From originally describing the kind of food humans or other organisms eat, the word “diet” has eventually evolved into describing the course of food to which one restricts oneself, either to lose weight or for medical reasons. We all want to feel good about our bodies and for most, we must look great in order to feel that way.
Having worked with clients (mostly women), I understand how we as humans, look to a set of rules that may serve as a guide to keep our diets in check. After all, when you learn how others are able to get immediate results, it must be worth a shot. I’ve been there and I’ve tried that. Here’s why I don’t follow diet plans:
- They’re often restrictive and require extra time and effort.

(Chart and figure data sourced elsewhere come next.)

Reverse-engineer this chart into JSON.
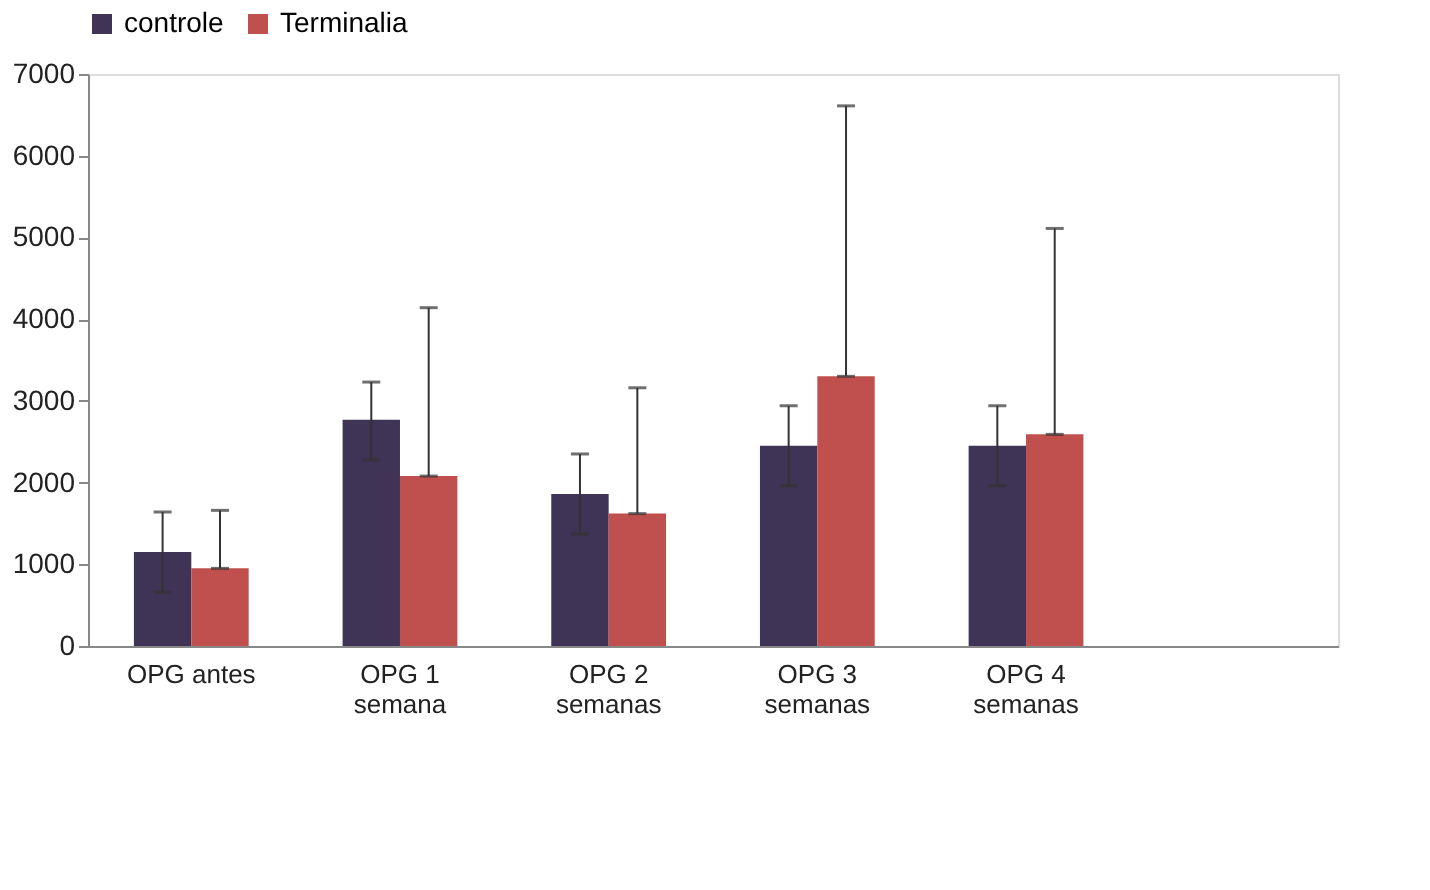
{
  "chart_data": {
    "type": "bar",
    "categories": [
      "OPG antes",
      "OPG 1\nsemana",
      "OPG 2\nsemanas",
      "OPG 3\nsemanas",
      "OPG 4\nsemanas",
      null
    ],
    "series": [
      {
        "name": "controle",
        "color": "#3f3356",
        "values": [
          1150,
          2770,
          1860,
          2450,
          2450,
          null
        ],
        "errors": [
          [
            660,
            1640
          ],
          [
            2280,
            3230
          ],
          [
            1370,
            2350
          ],
          [
            1960,
            2940
          ],
          [
            1960,
            2940
          ],
          null
        ]
      },
      {
        "name": "Terminalia",
        "color": "#c0504d",
        "values": [
          950,
          2080,
          1620,
          3300,
          2590,
          null
        ],
        "errors": [
          [
            950,
            1660
          ],
          [
            2080,
            4140
          ],
          [
            1620,
            3160
          ],
          [
            3300,
            6610
          ],
          [
            2590,
            5110
          ],
          null
        ]
      }
    ],
    "ylim": [
      0,
      7000
    ],
    "yticks": [
      0,
      1000,
      2000,
      3000,
      4000,
      5000,
      6000,
      7000
    ],
    "grid": false,
    "legend": "top"
  }
}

The occasional indulgence is part of a healthy diet. But most of the diets out there today consider this “cheating” which gives the idea of allowing yourself to enjoy once in a while, a negative connotation. There are also diets that limit you to a certain number of calories, often too low to even sustain. While these may work in the beginning, the body is smart enough to tell when it is given such a small amount of calories to work with and therefore goes into self-preservation mode, burning less calories than it usually would. To top it off, counting calories, macros or anything similar teaches you to pay more attention to the numbers or quantity of food you are eating versus the QUALITY.
Tip: Focus on how much nutrients (micros) you are getting from a variety of whole food sources and you’ll automatically fuss less over calories and macros. You don’t have to cut out rice from your diet, just choose whole grains (ie. Black, red or brown rice, millet, quinoa, etc.) These will keep you fuller longer so you don’t end up eating more than you need too.
- They’re not sustainable and tend to backfire in the long run.
Plenty of diets, especially those developed for quick weight loss, are designed for use in a clinical setting. Think of sprinting towards the goal, when it’s a marathon you need to run. Because of the restrictive nature of most diets, we tend to fall out of it, which often leads to overeating or simply gaining most, if not all, of the weight back eventually. Not everyone sees it this way, however, and only remembers how much weight they’ve lost during the diet. We then blame ourselves for falling out of it and re-gaining the weight when the truth is, the regain is a form of retaliation from the body after being subjected to duress from dieting. Until we learn to eat better and smarter, we’re stuck in a vicious cycle. Our willpower can only take us so far, after a while, the body’s natural biological flow will have to take over making it such a feat to stay on track.
Tip: Practice mindful eating. Start with empty calories or junk food. Chew slowly and do nothing else while eating. Have just enough to satisfy cravings and then stop. Eat more whole foods, less of those that do nothing to nourish your body.